Reading Deus Caritas Est before I never realized how it matches up so closely to John Paul II’s Theology of the Body. Though this is not surprising and any way and Pope John Paul II’s understanding is quite useful in understanding and getting the most out of Pope Benedict’s first encyclical. While Deus Caritas Est is not that difficult to read, it is nice to take a more leisurely stroll through some of the key ideas in the first part and to explore them more closely in the context of our society today. The book’s nine chapters prominently deal with Eros and Agape, what they are, their proper relationship, and their common misunderstandings. Like just about everything in the Catholic faith once again it is a case of both/and and not the divisive separation the so-called sexual revolution has give them. It is not Eros that was poisoned by Christians, but Agape that was poisoned and a wedge driven between Agape and Eros by our culture.

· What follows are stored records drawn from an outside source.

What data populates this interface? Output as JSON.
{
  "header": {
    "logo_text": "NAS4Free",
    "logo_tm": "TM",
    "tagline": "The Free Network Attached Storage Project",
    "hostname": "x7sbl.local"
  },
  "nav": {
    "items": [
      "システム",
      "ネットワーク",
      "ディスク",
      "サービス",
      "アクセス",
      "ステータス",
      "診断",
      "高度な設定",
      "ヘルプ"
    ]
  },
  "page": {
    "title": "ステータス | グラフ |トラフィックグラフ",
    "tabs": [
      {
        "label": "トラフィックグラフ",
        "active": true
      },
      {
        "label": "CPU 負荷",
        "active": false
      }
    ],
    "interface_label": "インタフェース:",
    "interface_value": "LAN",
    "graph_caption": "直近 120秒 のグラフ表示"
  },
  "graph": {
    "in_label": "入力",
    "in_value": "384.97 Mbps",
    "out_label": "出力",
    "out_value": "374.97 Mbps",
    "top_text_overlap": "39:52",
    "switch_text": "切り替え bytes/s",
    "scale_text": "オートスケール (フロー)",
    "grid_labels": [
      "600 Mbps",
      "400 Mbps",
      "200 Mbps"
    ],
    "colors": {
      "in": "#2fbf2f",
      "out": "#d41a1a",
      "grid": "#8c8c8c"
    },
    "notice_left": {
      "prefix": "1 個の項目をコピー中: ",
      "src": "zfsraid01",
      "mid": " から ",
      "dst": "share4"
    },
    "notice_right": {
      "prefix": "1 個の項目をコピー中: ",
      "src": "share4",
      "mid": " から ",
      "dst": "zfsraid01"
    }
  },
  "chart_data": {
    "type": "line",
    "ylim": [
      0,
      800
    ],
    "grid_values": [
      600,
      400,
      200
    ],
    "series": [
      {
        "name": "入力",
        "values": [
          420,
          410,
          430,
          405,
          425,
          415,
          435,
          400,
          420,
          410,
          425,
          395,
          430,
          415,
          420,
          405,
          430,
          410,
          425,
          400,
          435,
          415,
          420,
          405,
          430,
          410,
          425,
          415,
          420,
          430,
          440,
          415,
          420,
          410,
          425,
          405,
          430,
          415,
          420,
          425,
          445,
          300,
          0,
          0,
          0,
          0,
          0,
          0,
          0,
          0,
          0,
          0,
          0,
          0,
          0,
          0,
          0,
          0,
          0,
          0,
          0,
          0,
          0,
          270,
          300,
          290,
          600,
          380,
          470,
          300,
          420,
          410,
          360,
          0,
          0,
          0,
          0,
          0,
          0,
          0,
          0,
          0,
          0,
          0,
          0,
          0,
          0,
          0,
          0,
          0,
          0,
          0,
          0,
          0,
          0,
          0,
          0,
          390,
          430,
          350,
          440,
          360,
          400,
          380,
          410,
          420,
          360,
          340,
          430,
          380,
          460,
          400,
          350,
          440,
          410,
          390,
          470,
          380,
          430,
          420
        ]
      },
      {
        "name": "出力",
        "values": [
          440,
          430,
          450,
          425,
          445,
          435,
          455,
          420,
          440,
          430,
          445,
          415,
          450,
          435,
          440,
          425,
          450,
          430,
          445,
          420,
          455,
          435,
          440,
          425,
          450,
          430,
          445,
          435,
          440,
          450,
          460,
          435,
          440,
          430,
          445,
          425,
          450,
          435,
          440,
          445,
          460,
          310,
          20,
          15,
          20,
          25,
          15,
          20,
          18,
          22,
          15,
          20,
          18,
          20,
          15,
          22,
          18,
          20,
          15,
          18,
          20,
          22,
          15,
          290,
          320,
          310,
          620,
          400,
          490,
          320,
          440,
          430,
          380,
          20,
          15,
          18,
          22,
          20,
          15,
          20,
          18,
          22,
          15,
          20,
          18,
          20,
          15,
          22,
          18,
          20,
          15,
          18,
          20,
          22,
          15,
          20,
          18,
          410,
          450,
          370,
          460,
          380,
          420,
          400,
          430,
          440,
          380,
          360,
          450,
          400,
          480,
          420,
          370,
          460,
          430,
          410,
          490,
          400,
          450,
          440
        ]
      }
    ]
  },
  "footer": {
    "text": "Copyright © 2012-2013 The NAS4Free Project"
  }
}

Throughout the book Christopher West looks at the fruits of the “sexual revolution” which he says should be called the “pornographic revolution.” Like many revolutions they often end up with a dictator in control, and this case it was the dictatorship of libido. He uses the examples of people like St. Augustine, Hugh Hefner, Bono, Truman Burbank (from the movie The Truman Show), and others to illustrate his points. The book though does not take a confrontational view in the culture wars, but gives us a proper understanding and the hope that goes with it. He also describes the tendencies to either Angelism (spirit against the body) or animalism (body to the neglect of the spirit) and the damage these unbalanced views cause. As with all heresies and errors it is the exaggeration of one truth and the diminishing of another that provides the most potent damage. It is only when we start to realize God’s love for us that we can learn to respond in a fully human manner where Eros and Agape our properly balanced.
Christopher West as produced a quite magnificent book that takes serious theological ideas down to a level easily absorbed. I truly got a lot out of this book and it has given me much to think about and makes me want to read the Pope’s encyclical once again to get even more out of it.